Futbolun filozofu: Doktor Socrates

Sadece sportif başarıları değil hayatlarıyla da insanlara ilham kaynağı olan, yaptıklarıyla dünya tarihine geçen sporun büyük isimlerinin hikâyeleri artık her hafta bu köşede olacak...

05 Mayıs 2023 - 00:50

2011’in şubat ayından itibaren gelen haberler kötüydü. Uzun zamandır süren alkol probleminin iflas ettirdiği karaciğeri nedeniyle art arda hastaneye yatıyordu. Ülkesi Brezilya’daki Sao Paulo Albert Einstein Hastanesi’ne son kaldırılışı gıda zehirlenmesinden olsa da artık bitap düşmüş vücudu futbol sahalarındaki direncini gösteremedi. 4 Aralık 2011 günü hastanenin yaptığı Doktor Socrates’in hayatını kaybettiği açıklaması hem ülkesi Brezilya hem de tüm dünyadaki futbolseverleri üzüntüye boğdu. Tam adı Socrates Brasileiro Sampaio de Souza Vieira de Oliveira olan Socrates, 19 Şubat 1954’de Brezilya’nın Belem şehrinde dünyaya geldi. Babası çok yoksul ve eğitimi kısıtlı olmasına rağmen kendi çabalarıyla okumuş ve kitaplarla kendine özel bir alan yaratmıştı. Babasının yarattığı bu kütüphanede zaman geçirmek küçük Socrates’in de en sevdiği aktivitelerdendi.
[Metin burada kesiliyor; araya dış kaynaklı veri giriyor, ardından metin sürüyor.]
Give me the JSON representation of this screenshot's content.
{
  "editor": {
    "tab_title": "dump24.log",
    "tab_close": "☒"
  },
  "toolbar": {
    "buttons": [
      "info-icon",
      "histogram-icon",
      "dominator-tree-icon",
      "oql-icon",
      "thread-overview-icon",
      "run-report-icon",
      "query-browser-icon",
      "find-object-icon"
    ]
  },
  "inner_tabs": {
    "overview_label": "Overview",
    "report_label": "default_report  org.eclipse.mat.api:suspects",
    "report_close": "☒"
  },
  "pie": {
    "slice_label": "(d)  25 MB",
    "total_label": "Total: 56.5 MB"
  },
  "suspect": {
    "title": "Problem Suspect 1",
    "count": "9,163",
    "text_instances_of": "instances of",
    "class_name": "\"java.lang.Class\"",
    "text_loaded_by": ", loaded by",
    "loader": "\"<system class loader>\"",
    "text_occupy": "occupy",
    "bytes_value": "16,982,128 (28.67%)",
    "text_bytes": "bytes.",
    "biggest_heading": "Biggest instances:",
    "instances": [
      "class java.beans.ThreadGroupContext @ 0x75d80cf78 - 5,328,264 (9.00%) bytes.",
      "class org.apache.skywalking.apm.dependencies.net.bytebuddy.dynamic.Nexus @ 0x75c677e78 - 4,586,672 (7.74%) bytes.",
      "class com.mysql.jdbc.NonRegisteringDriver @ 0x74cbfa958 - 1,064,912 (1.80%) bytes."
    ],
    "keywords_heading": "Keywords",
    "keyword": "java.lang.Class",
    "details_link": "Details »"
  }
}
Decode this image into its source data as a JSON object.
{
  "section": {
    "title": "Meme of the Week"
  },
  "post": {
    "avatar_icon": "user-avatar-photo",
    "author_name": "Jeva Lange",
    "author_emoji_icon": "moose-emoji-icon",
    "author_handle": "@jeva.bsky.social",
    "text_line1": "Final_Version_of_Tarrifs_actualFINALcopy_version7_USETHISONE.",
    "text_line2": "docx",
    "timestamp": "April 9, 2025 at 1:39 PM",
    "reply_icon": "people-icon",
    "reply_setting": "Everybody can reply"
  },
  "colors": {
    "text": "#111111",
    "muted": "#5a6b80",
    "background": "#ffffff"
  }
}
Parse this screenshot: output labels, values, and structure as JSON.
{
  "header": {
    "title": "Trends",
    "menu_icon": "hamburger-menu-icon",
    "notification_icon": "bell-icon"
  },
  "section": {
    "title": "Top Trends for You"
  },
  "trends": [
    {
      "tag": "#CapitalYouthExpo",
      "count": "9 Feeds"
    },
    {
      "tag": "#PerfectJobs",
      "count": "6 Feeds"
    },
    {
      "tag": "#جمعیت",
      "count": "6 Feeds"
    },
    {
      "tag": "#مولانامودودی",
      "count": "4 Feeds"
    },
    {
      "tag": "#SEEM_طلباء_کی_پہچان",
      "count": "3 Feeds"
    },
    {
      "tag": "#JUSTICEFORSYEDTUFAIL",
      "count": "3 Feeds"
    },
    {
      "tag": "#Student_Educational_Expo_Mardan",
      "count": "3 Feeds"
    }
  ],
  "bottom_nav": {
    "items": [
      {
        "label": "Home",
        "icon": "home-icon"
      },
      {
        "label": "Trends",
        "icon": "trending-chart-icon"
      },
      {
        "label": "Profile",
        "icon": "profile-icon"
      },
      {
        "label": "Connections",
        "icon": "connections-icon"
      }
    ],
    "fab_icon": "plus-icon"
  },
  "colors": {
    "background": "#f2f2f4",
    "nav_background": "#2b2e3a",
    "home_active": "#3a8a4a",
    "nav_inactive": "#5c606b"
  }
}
Brezilya’da gerçekleşen askeri darbe sonrası babasının o büyük emek sarf ettiği kütüphaneyi yakması Socrates’in hayata karşı politik bakışını da şekillendirdi. Futbolculuğunun yanı sıra politik, aktivist kimliğiyle tüm dünyada tanınmasının temeli bu noktada atılmıştı.
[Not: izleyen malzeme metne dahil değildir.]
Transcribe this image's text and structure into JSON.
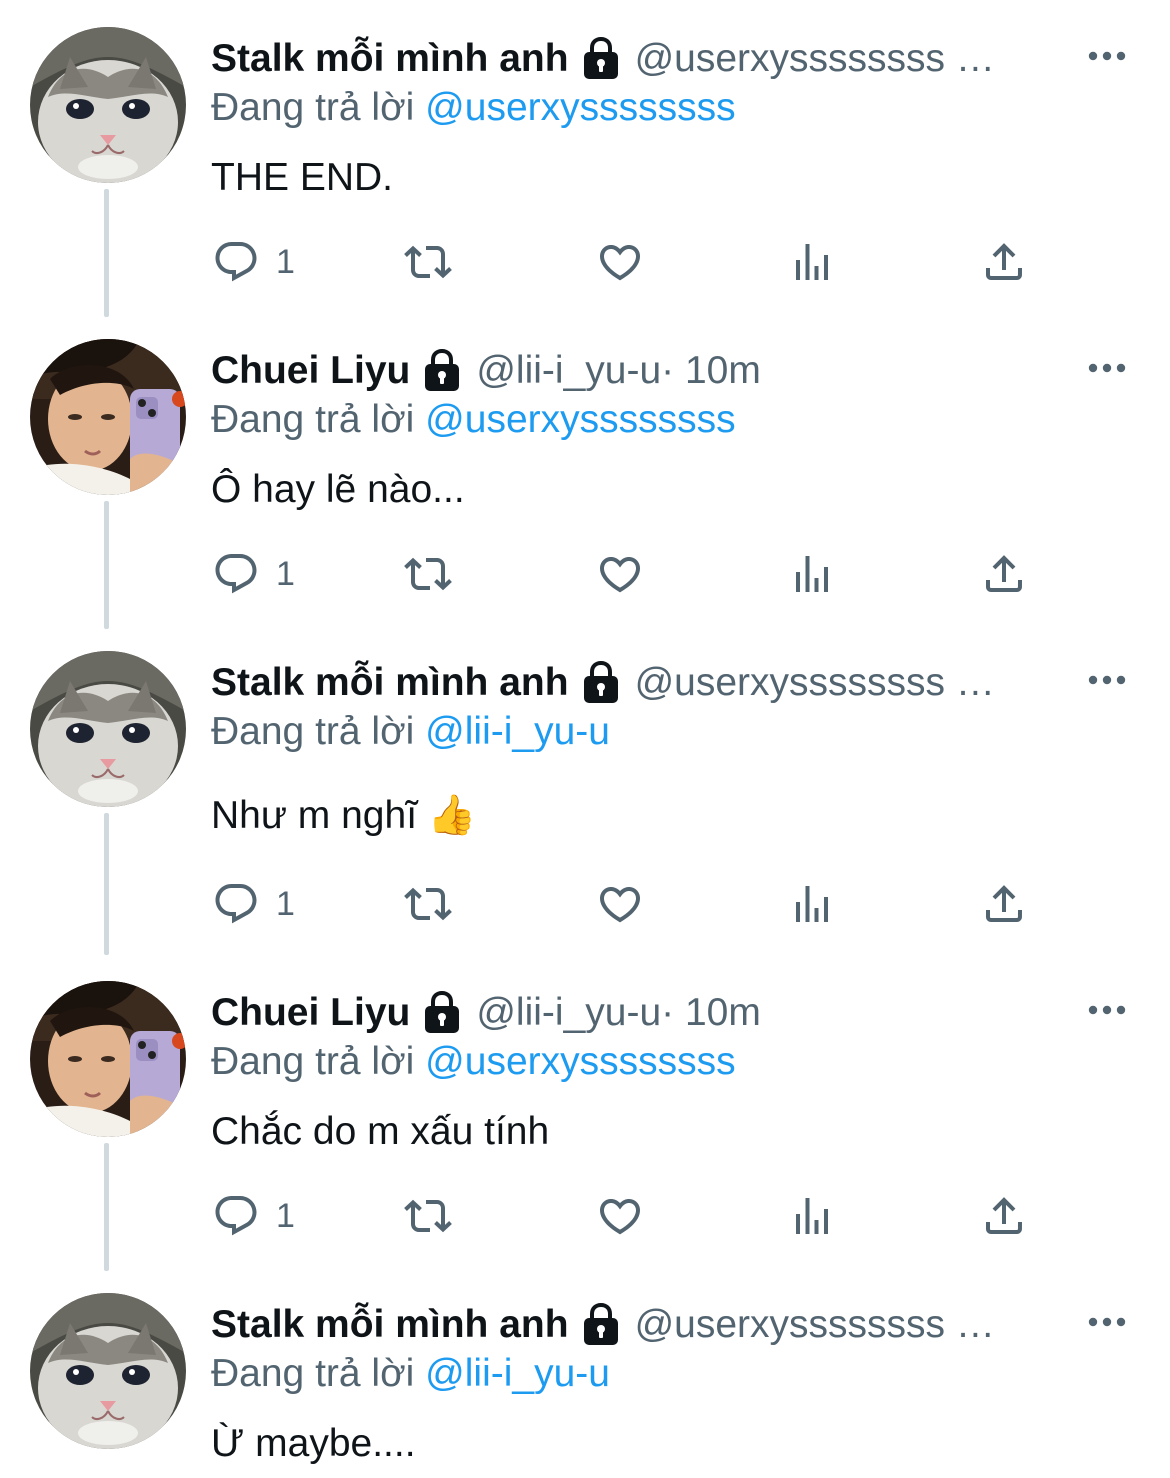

Futbola çok geç bir yaşta, 20 yaşında Botafogo kulübünde başladı. Sadece geç başlaması değil, 1.93’lük uzun boyu ve rahman koşusu da futbolda uzun bir kariyeri olamayacağının işareti olarak görüldü. Ama Socrates insanları şaşırtmayı seviyordu. Sahayı 360 derece gören alan bilgisi, uzun bacaklarına rağmen üstün top yeteneği ve rakibin defans hattını felce uğratan ara paslarıyla bir anda tüm Brezilya’da ilgi odağı haline gelmişti. Futbol onu o futbolu sevmişti.

CORİNTHİANS DEMOKRASİSİ
1978’de kariyerini de şekillendireceği ve efsanesi olacağı, ülkenin en büyük kulüplerinden Corinthians’a transfer oldu. Kulübüyle toplam 297 maça çıkıp 172 gol atma başarısı gösterdi. Futbolla yatıp kalkan ülkenin futbol zirvelerinden birini temsil ediyordu. Halk onun ismine tezahüratlar yapıyordu. Popülaritesi zirve yapmıştı. Keskin zekâsı burada da devreye girdi ve bu popülerliği askeri cuntaya karşı demokrasi kampanyası örgütlemekte kullandı. İşe önce soyunma odasından başladı. Galibiyet primlerinden takımda görev yapan malzemecilerin ve aşçıların da pay alması gerektiğine arkadaşlarını ikna etti. Bulduğu her fırsatta ülkesindeki demokrasi açıklarını dile getiriyor, yoksul sınıfların sorunlarını anlatıyordu. Askeri cuntanın bundan hoşlanmadığı açıktı ancak ülkenin en yetenekli ve milli takımın ‘beyni’ bu uzun boylu adamı susturmanın faturasının ağır olacağını da görmüşlerdi. Siyasi aktivistliğinin de zirve yaptığı bu dönemde 60 kez milli takım forması giydi 22 gol attı. Tarihin kupa kazanamayan en iyi kadrosu olarak bilinen, 1982 Dünya Kupası Brezilya kadrosunun yıldızlarından biriydi.

ALKOL, SİGARA, İSYAN
Onun tüm dünyada insanlar tarafından bu kadar sevilmesinin nedeni sadece nadir görülen yeteneği değildi. Futbol yaşantısı sürerken tıp eğitimine devam etti ve doktor oldu. Bununla da yetinmedi ve felsefe doktorası yaptı. İsmine yakışır bir kariyer. Futbol yaşamının son yıllarında kısa süreliğine uğradığı İtalya’da Fiorentina forması giydi. O dönem antrenörü olan Giancarlo de Sista onun asiliğini şöyle hatırlıyor: “Çok zeki bir adamdı. Her şeyi sorgulamak istiyordu. Neden takım otobüsünde sigara içilemeyeceğini, neden maçlardan önceki gece dışarı çıkmamamız gerektiğini soruyordu.” Gerçekten de tutkulu bir sigara ve alkol kullanıcısıydı. Tıp doktoru olmasına rağmen sigara ve alkolün oyununa etki yapmadığını iddia ediyordu. Zaten futbol ve koşma konusundaki fikri açıktı: “Düşünen futbolcu koşmaz, koşan futbolcu düşünemez.” Nadir görülen yeteneği ve öldürücü ara paslarıyla saha içinde, aktivizmi ve ince zekasıyla ördüğü fikirleriyle saha dışında gerçek bir spor ikonu, bir futbol efsanesiydi Doktor Socrates.